Célia Naso développe une pratique approfondie de la peinture, du dessin et du collage. C’est dans les bras de l’imaginaire qu’elle déploie un univers organique et architectural étrangement cosmique. En créant des espaces picturaux qui immergent les corps et les regards entre figuration et abstraction, elle évoque plastiquement la structure, les connexions internes du corps, et aussi celles qui sont au-delà de lui. _"Tes chairs ont des allures de nuages. Le corps est cosmos, paysage et habitation."_ Ainsi, à travers des teintes poétiques, métaphysiques et symboliques, avec pour fil rouge la foi, Célia fait des images-métaphores qui sont des traductions picturales des mystères d’une vie.

C’est en ouvrant le champ de vision sur l’infiniment grand et l’infiniment petit avec l’être humain au milieu, qu’elle s’intéresse à l’immensité de quelque chose en nous et par-delà nous. Voyant un rapport entre les matières organiques, subtiles, et l’immatérialité de nos pensées, elle part du pouvoir de projection de la psyché pour aller dans l’architecture du corps et celle du cerveau, ainsi elle côtoie le concept d’environnement, puis la nature en évolution. Cela l’amène à traiter la représentation et la perception de l’être, et le sens qu’il prend à travers la vie. _"Nous mangeons les horizons avec nos yeux. Entre ciel et terre, les entrailles humaines ou celles plus belles d’une fleur sont habitées par le même univers."_ Alors, animée par l’expression intérieure, le Divin et l'idée d’être guidé, elle a une curiosité existentielle pour la notion d’humanité et de semblant d’humanité. Ce qui la conduit à associer la peinture classique, expressionniste et surréaliste, avec le cinéma et la littérature de science-fiction, et de réalisme magique, pour explorer l’imaginaire, l’étrangeté de la psychologie, et les transformations corporelles. Célia porte un intérêt pour les sujets de la viscéralité, de la traversée, de l’espace et du ciel. Ainsi, en étudiant entre autres les écorchés, les organisations parfaites du vivant et les architectures d’églises, elle compose plastiquement des formes archétypales comme celles des portes et des ouvertures, de la circularité et de la spirale, ou encore celles des voûtes et du firmament.
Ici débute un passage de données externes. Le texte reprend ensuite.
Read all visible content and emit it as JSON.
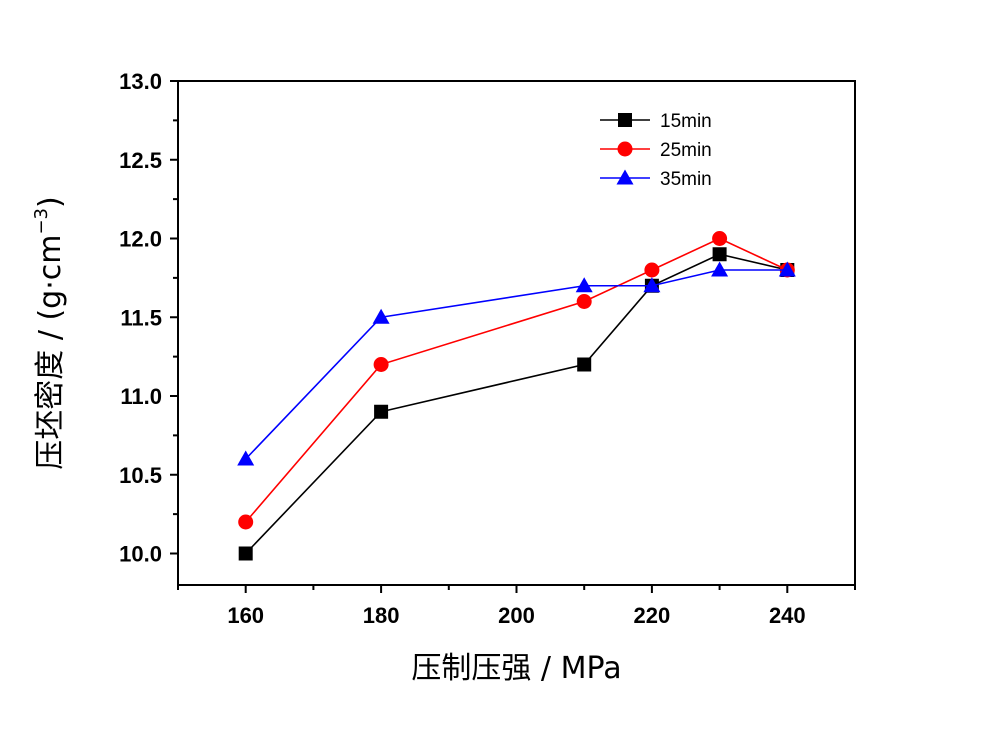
{
  "chart_data": {
    "type": "line",
    "xlabel": "压制压强 / MPa",
    "ylabel_main": "压坯密度 / (g·cm",
    "ylabel_exp": "−3",
    "ylabel_close": ")",
    "xlim": [
      150,
      250
    ],
    "ylim": [
      9.8,
      13.0
    ],
    "x_ticks": [
      160,
      180,
      200,
      220,
      240
    ],
    "x_tick_labels": [
      "160",
      "180",
      "200",
      "220",
      "240"
    ],
    "y_ticks": [
      10.0,
      10.5,
      11.0,
      11.5,
      12.0,
      12.5,
      13.0
    ],
    "y_tick_labels": [
      "10.0",
      "10.5",
      "11.0",
      "11.5",
      "12.0",
      "12.5",
      "13.0"
    ],
    "grid": false,
    "legend_position": "top-right",
    "series": [
      {
        "name": "15min",
        "color": "#000000",
        "marker": "square",
        "x": [
          160,
          180,
          210,
          220,
          230,
          240
        ],
        "y": [
          10.0,
          10.9,
          11.2,
          11.7,
          11.9,
          11.8
        ]
      },
      {
        "name": "25min",
        "color": "#ff0000",
        "marker": "circle",
        "x": [
          160,
          180,
          210,
          220,
          230,
          240
        ],
        "y": [
          10.2,
          11.2,
          11.6,
          11.8,
          12.0,
          11.8
        ]
      },
      {
        "name": "35min",
        "color": "#0000ff",
        "marker": "triangle",
        "x": [
          160,
          180,
          210,
          220,
          230,
          240
        ],
        "y": [
          10.6,
          11.5,
          11.7,
          11.7,
          11.8,
          11.8
        ]
      }
    ]
  }
}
Elle travaille par dilution, dégradé et prolongement de la peinture à l’huile ou acrylique, des mines graphite et des crayons de couleurs, puis par agencement d’impressions et de ses propres productions découpées. Les éléments que Célia crée et manipule sont liés entre eux par des rapports intuitifs, d’idées ou de mécaniques gestuelles. En travaillant l’amplitude des formes et l’essence des images, elle produit des analogies visuelles qui se déploient, se transforment. C’est comme dans les dimensions du rêve, les informations se répondent et s’agencent pour une vérité, qu’on sait là, mais que nous ne saisissons pas encore entièrement. Aussi, elle a le souci de travailler des compositions harmonique, en cherchant l’équilibre souvent par complémentarité avec ce que dégagent les formes, les couleurs et les mouvements. De même, elle utilise avec les grands formats les proportions de sa personne pour choisir la taille des formes à représenter, et ainsi induire une sorte d'effet miroir pour celui qui se trouve devant le travail accroché.

Célia cherche à nager dans les eaux troubles de son inconscient et à s’accrocher à la lumière omnipotente, qui est en chacun de nous. Sa création artistique est donc le reflet de son cheminement intérieur qui la (re)connecte au monde. De cette façon, elle s’efforce de comprendre la nature de l’existence et la nature de notre matière, car à ses yeux, il est essentiel de mettre en évidence le lien entre la part viscérale, organique de l’être humain, et sa part spirituelle.